No Regrets

There is a post going around the special needs/autism community about the ways in which autism ruins parents’ lives. The article, written by someone who knows a family with a child with autism, focuses on the horrible ways in which their lives are affected and advocates for prenatal testing with the option to terminate if a positive is returned. It says all their lives would be better without that child.

As a parent of a child with a rare genetic disorder that comes with  intense behaviors and another child with significant sensory needs that can lead to meltdowns, I share the outrage many feel over this post. It reduces our lives as parents of special needs kids to the hardest moments, to moments the outsider doesn’t understand and doesn’t want to see. It creates an image of us that is based on despair and fear of the unknown.

Today, our youngest had a huge meltdown at church. One of her self-injurious behaviours (SIBS) is scratching and by the end, despite my attempts to restrain her, she’d gotten her ears pretty good and her face was raw and bleeding. I missed most of lunch to calm her and was rattled afterward. If the writer of this article had looked at my life right then, he or she may have seen only the struggle, may have said my life was being ruined by SMS.

She would have been so wrong.

What she wouldn’t have seen during that loud and public meltdown was the incredible accomplishment my daughter had just made, staying in the nursery without me or her dad or her sisters or an aide for the first time. She played for over an hour with the teacher and other kids with no intense behaviors. She had fun. She controlled her anxiety. I sat outside the door of the nursery listening, tears in my eyes, because I was so, so proud of her.

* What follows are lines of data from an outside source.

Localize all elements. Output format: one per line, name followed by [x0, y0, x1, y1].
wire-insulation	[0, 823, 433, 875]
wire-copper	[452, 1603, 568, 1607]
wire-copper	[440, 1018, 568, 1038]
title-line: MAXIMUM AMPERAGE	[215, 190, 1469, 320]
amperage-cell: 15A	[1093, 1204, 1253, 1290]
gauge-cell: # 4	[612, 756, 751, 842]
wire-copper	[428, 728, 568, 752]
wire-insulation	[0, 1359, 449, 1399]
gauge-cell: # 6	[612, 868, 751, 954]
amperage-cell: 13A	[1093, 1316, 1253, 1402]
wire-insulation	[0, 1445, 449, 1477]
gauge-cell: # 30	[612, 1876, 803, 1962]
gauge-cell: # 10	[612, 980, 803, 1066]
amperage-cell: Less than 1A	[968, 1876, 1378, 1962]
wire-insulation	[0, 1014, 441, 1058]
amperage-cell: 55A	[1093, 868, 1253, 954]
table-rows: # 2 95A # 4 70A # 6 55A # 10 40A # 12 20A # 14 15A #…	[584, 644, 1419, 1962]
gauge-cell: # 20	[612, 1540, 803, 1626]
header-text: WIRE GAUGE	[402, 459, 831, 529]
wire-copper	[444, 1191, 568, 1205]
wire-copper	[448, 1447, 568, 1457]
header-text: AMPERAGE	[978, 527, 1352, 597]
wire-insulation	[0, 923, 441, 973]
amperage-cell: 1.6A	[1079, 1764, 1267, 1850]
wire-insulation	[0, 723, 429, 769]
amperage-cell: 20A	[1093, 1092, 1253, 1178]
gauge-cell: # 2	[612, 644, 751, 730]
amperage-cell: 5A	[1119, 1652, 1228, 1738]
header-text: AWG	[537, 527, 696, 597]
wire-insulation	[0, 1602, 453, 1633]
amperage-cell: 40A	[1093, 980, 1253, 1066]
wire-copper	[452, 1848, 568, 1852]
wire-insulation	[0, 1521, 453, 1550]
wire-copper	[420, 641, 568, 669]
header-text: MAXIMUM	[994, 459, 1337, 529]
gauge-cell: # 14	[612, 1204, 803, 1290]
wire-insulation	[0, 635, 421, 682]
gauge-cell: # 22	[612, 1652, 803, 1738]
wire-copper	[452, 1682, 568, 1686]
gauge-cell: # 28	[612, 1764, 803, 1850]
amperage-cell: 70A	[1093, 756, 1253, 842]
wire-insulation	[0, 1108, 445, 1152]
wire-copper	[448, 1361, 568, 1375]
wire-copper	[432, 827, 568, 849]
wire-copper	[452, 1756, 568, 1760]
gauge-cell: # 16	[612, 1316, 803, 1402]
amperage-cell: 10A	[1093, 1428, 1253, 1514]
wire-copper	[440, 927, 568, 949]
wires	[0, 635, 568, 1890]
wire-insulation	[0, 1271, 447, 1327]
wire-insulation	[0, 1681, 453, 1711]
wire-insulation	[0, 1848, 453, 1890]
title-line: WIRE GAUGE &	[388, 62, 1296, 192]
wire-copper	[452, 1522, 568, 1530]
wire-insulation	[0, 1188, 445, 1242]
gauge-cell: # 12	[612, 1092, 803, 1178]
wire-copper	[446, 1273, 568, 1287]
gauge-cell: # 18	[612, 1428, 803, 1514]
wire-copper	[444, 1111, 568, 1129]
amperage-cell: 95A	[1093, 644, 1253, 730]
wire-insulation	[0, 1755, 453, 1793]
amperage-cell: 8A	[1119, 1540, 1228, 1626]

What the writer wouldn’t see when she hears about the changes made to our lives to accommodate our children is that the bright spots are all the brighter because we and our kids have worked so hard for them. She doesn’t see us gleeful when our girl matches shapes or colors, says “off” with the “f” sound for the first time after months of therapy, when she jumps or stands on one foot. She doesn’t see the amazing hugs our  daughter gives or hear her incredible laugh or watch with amazement as she learns a new sign in a matter of minutes. She doesn’t see that she loves the beach as much as her mama and has a silly sense of humor. She doesn’t see the love she has for her sisters and how much they love her in return.

The lives of special needs parents cannot be reduced to the worst moments. Just like parents of typically-developing kids, there are good and bad moments, hard things that we have to work through and wonderful accomplishments.  Just like parents of typically-developing kids, we love our littles fiercely.

If I could wave a wand and take SMS away from my darling girl, would I? Yes, because it makes things difficult for her and it messes with her health. But never would I give up my girl to rid my life of SMS. Never would I consider my life ruined because of this syndrome. Harder? Yes, in some ways, many ways even. We have a long way to go with this challenging diagnosis and like the family in the article, there will be times we have to sacrifice, times we need help to help our girl be her best self. But Aurelia is strong and we, her family, stand strong with her, even when exhausted, inspired each day by her determination, her loving spirit and her silly ways. Never would I reduce our lives to those moments that are hardest. The good moments shine too brightly to be ignored.